Poucos de nós se poderão identificar, a partir da sua própria história de vida, com as personagens deste filme, e é por isso mesmo que estendemos a imaginação – para alcançar outros mundos. O filme retrata de um modo muito limpo como tudo na vida começa por ser episódico, casual, e como somos nós que decidimos torná-lo algo mais. No entanto, o acontecimento-chave inicial (a tal carta) rapidamente se transforma em algo enorme, que esmaga, parece-me, não apenas a semana retratada, mas os 45 anos. Tal, aliás, reflete-se tragicamente na frase de Kate ao marido: “Eu sei que te tenho bastado, mas não tenho a certeza que tu penses isso também”. Inevitavelmente, imaginei o que Kate poderia estar a pensar: “Foram estes anos todos uma mentira, uma alternativa de segunda classe àquilo que o meu marido realmente queria? Estivemos este tempo todo numa falsa sintonia de primeiras escolhas?”. A estas perguntas não-verbalizadas, o marido respondeu-lhe: “Persuadir-te a casar comigo foi a melhor decisão que tomei”. Outra pessoa também lhe(s) poderia responder – Adam Philips, no seu livro Missing out – In Praise of the Unlived Life: “Our lived lives might become a protracted mourning for, or an endless tantrum about, the lives we were unable to live.
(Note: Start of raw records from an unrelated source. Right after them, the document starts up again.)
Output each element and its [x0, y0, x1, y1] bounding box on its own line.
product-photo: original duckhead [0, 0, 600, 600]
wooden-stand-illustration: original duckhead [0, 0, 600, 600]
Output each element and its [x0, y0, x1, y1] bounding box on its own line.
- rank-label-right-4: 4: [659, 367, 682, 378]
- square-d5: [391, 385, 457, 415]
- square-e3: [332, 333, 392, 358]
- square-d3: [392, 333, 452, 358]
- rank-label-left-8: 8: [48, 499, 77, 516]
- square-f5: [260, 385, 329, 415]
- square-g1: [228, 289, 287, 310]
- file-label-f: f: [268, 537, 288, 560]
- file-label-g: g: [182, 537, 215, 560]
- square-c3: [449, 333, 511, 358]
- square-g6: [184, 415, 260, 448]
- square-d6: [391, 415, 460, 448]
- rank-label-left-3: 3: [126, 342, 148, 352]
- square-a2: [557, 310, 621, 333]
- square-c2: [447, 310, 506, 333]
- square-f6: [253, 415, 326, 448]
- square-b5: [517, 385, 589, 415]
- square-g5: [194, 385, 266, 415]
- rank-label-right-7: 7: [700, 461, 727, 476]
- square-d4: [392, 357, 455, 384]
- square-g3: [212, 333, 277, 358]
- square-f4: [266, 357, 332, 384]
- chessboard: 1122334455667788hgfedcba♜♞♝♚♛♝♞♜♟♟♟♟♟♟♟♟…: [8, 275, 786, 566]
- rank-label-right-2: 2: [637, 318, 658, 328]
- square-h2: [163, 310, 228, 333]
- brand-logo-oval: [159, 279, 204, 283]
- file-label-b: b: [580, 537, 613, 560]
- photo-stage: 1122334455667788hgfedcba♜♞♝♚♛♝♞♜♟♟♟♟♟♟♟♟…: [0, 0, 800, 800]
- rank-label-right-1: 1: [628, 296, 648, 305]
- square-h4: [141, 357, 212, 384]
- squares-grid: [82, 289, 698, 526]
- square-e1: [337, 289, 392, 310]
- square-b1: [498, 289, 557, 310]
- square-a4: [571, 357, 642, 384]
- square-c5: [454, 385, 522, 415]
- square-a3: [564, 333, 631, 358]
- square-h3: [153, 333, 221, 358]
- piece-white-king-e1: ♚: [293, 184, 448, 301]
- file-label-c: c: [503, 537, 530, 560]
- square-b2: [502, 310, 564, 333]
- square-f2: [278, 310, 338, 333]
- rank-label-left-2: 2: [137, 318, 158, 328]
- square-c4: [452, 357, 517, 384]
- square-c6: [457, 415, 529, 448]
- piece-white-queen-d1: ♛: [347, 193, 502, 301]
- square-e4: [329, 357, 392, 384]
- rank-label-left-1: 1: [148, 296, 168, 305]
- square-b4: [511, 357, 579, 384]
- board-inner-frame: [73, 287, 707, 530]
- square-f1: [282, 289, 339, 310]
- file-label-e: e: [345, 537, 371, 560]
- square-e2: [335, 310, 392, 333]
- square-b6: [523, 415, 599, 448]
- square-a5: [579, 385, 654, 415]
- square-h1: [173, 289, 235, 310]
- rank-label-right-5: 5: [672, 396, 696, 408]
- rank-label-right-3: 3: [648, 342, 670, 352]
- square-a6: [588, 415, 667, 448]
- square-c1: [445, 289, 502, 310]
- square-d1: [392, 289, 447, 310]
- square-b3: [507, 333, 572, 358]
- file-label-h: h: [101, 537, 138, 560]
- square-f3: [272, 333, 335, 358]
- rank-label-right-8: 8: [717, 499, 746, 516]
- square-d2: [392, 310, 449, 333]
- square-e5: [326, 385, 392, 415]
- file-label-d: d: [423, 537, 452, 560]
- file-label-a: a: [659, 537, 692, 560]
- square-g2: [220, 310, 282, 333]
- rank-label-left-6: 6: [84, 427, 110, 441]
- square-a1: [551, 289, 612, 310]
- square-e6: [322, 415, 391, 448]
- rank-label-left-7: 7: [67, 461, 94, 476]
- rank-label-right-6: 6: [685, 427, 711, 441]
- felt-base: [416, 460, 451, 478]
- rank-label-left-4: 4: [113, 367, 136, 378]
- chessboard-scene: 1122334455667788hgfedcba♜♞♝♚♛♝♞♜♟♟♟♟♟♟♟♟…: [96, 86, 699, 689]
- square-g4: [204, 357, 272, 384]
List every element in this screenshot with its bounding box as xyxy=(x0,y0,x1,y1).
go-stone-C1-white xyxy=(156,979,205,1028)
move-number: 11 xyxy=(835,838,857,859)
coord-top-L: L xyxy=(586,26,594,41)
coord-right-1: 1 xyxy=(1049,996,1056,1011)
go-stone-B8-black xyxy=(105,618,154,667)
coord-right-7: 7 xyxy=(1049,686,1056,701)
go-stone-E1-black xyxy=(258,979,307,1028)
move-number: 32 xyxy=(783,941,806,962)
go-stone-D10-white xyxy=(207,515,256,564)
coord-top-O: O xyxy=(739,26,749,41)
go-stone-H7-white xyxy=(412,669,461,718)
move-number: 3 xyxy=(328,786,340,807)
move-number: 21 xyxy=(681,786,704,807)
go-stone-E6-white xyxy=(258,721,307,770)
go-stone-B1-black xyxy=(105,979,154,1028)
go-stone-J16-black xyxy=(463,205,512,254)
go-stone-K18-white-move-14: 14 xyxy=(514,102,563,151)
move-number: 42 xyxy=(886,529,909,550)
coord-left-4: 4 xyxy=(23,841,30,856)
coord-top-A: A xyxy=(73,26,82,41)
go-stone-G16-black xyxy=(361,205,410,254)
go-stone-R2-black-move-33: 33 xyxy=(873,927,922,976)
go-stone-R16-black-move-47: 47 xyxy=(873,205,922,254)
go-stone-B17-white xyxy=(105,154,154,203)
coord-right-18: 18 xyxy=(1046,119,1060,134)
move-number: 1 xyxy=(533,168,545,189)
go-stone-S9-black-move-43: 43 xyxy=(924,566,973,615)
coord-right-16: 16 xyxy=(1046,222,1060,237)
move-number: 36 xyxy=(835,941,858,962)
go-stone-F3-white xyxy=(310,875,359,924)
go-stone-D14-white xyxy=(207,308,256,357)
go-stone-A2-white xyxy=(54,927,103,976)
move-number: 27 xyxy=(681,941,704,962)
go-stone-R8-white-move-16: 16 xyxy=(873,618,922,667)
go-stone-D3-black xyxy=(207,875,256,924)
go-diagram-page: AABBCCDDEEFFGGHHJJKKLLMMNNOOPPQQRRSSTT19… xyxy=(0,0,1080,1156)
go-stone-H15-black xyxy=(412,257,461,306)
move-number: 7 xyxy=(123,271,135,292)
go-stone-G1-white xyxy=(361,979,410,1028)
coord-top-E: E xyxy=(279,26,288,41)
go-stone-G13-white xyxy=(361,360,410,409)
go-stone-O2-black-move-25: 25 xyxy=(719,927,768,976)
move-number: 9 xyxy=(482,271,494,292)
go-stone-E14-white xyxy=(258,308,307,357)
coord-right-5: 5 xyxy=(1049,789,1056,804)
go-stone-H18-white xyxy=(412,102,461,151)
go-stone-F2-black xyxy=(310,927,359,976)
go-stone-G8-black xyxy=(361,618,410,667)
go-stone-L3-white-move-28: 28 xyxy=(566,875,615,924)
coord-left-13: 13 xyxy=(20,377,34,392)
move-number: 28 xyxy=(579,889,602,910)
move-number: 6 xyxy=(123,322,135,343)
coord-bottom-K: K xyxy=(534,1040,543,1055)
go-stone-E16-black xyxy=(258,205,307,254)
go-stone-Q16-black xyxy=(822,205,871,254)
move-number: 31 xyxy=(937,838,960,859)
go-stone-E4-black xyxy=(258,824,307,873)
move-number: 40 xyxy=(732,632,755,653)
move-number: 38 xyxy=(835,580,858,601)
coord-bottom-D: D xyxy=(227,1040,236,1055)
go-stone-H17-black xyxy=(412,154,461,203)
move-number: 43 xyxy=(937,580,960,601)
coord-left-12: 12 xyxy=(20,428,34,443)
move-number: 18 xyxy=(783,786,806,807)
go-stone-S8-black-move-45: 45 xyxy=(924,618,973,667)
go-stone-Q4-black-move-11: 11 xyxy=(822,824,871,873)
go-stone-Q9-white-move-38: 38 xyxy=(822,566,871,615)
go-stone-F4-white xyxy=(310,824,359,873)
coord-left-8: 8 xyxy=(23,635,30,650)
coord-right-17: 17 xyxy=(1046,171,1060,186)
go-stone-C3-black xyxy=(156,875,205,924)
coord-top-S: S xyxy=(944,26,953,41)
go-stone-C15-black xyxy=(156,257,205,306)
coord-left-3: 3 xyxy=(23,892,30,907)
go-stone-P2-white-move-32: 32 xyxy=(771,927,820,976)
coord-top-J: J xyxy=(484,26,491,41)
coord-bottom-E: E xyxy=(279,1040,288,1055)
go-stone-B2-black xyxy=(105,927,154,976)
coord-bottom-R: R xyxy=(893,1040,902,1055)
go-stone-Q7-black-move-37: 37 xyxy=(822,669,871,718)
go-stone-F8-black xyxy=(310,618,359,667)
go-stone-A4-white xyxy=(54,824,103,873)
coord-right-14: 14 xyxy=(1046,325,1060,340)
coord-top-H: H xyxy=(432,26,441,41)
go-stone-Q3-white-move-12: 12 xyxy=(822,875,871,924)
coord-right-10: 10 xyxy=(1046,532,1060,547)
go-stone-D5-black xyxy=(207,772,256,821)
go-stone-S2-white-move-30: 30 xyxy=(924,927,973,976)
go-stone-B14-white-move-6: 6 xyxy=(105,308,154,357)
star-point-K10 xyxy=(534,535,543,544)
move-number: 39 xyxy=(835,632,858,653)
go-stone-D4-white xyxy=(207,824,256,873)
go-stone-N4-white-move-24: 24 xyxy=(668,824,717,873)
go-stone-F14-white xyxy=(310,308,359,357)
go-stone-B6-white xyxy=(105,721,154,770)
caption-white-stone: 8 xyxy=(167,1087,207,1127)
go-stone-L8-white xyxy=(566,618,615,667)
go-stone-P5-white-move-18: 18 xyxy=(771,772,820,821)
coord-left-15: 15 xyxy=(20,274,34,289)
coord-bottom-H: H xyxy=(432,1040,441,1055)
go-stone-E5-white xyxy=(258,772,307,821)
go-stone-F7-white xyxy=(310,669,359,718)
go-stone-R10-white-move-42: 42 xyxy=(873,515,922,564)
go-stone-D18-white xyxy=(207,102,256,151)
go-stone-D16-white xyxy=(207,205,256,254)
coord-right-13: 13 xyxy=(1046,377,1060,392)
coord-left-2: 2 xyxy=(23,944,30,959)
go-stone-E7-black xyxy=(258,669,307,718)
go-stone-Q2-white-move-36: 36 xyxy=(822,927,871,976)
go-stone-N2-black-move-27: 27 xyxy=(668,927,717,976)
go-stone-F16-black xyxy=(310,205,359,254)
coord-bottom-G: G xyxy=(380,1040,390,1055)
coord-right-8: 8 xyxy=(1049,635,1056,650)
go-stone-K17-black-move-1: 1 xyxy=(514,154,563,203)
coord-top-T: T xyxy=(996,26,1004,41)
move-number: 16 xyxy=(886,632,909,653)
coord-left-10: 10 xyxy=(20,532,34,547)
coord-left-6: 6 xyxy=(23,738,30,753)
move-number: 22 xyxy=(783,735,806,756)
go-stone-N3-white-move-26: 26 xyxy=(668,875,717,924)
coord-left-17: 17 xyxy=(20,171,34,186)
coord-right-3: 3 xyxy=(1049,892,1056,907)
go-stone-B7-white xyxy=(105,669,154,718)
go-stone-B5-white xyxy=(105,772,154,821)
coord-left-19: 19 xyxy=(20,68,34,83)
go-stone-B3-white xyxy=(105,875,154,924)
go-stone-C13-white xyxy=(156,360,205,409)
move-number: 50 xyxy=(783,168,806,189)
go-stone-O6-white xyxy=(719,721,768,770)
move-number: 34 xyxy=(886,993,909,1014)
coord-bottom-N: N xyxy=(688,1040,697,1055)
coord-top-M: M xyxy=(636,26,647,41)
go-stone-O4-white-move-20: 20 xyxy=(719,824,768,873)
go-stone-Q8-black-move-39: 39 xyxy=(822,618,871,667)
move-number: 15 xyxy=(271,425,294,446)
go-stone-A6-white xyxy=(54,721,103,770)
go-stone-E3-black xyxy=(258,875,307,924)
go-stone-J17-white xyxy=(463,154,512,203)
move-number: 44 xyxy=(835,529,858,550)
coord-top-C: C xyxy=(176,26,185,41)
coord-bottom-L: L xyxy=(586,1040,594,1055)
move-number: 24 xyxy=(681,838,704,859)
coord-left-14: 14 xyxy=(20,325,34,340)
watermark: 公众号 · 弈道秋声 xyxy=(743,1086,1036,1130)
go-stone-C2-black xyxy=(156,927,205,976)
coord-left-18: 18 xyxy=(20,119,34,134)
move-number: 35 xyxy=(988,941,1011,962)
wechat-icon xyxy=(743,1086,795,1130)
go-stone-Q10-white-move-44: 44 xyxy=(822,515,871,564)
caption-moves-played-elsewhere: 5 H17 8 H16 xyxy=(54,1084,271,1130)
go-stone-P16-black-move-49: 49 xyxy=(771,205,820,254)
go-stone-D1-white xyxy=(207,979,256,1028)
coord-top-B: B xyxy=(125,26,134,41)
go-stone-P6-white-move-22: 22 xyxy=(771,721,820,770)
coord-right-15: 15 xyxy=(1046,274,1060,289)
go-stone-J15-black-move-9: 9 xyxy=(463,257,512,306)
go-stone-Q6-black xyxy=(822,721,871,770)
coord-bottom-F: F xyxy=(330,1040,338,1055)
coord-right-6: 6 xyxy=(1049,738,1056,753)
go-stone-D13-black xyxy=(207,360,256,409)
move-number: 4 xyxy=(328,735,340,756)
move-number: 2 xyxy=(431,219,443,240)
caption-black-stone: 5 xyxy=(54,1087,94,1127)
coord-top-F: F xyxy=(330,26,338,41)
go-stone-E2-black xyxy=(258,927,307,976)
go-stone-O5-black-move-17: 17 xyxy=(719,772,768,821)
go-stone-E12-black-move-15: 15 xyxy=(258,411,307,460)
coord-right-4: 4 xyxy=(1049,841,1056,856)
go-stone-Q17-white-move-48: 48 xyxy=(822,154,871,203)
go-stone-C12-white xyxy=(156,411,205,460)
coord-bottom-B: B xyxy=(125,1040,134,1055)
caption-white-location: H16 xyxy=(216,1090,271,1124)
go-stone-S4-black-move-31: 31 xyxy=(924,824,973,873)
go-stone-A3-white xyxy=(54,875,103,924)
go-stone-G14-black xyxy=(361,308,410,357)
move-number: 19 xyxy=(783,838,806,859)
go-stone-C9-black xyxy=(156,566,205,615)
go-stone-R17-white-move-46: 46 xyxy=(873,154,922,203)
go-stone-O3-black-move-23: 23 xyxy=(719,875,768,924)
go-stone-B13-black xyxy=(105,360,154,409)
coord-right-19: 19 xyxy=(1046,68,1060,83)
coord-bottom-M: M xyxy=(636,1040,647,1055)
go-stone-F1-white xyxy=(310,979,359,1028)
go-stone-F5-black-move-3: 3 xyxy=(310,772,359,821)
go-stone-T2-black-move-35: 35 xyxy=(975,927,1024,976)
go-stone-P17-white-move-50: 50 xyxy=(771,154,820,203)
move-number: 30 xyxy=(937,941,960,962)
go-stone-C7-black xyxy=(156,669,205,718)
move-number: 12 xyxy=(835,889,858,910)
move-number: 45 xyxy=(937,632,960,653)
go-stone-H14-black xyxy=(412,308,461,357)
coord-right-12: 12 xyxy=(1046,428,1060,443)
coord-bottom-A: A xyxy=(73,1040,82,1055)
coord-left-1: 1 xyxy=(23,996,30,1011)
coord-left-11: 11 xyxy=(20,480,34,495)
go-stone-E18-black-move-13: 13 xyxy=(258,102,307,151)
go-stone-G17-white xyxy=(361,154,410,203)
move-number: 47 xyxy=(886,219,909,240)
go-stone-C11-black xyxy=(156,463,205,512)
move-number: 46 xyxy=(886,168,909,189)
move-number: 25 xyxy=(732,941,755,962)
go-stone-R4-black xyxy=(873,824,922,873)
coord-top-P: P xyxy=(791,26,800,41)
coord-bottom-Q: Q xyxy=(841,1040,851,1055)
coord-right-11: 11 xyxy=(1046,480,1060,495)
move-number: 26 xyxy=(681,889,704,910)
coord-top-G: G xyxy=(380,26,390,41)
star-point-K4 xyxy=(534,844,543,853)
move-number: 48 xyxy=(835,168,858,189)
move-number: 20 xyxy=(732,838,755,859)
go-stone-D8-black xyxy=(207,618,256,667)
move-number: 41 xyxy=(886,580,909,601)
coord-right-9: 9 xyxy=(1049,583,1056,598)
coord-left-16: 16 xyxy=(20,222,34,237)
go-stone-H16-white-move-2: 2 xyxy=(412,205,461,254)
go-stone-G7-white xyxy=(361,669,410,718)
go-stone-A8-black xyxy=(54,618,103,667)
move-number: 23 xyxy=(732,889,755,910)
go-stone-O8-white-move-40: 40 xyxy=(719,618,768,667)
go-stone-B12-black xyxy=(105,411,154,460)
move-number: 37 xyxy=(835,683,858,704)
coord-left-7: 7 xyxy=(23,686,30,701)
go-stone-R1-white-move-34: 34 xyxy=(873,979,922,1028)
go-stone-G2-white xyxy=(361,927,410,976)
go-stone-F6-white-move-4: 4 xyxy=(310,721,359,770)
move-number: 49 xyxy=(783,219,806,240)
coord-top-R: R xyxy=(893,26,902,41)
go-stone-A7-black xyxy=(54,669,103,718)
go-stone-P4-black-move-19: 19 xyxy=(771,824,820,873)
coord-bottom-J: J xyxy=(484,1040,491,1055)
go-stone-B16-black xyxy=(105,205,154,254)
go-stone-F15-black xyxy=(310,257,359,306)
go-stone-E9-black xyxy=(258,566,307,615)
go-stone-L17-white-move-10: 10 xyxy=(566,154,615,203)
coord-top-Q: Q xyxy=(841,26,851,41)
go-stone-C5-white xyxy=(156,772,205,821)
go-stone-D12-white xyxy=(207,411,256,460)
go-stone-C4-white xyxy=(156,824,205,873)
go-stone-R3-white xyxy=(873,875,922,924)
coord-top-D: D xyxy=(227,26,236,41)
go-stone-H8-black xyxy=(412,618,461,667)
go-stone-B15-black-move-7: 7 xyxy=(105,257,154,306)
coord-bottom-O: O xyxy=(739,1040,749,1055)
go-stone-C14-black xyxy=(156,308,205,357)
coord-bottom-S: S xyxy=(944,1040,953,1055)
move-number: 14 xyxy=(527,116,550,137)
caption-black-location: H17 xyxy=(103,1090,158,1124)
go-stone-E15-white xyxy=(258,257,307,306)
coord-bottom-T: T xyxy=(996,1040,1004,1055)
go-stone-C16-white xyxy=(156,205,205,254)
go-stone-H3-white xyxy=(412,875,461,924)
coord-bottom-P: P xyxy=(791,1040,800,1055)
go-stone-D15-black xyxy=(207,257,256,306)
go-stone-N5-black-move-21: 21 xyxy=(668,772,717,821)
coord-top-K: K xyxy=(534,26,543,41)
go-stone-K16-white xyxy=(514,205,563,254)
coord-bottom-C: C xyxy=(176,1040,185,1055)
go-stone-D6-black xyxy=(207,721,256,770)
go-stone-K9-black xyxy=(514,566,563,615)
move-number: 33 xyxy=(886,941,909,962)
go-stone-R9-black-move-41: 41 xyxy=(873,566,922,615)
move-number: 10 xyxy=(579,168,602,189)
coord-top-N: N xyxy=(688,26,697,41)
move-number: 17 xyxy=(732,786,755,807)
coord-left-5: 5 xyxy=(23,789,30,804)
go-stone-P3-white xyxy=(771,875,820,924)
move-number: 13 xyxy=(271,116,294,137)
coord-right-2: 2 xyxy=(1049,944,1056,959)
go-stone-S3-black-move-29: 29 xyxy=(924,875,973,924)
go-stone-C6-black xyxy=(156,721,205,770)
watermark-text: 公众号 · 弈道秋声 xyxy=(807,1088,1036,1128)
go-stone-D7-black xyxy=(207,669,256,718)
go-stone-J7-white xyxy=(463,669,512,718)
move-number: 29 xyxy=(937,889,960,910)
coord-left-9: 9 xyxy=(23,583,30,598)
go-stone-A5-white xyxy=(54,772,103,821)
But the exemptions we suffer, whether forced or chosen, make us who we are”. Provavelmente, Kate sentiu com toda a amargura que sempre existiu entre ela e Geoff a sombra dessa vida não-vivida do marido, o que a fez pensar em que medida a sua vida conjugal foi plenamente vivida.

P.S.: Charlotte Rampling está soberba, e a cena final é de uma intensidade psicológica incrível!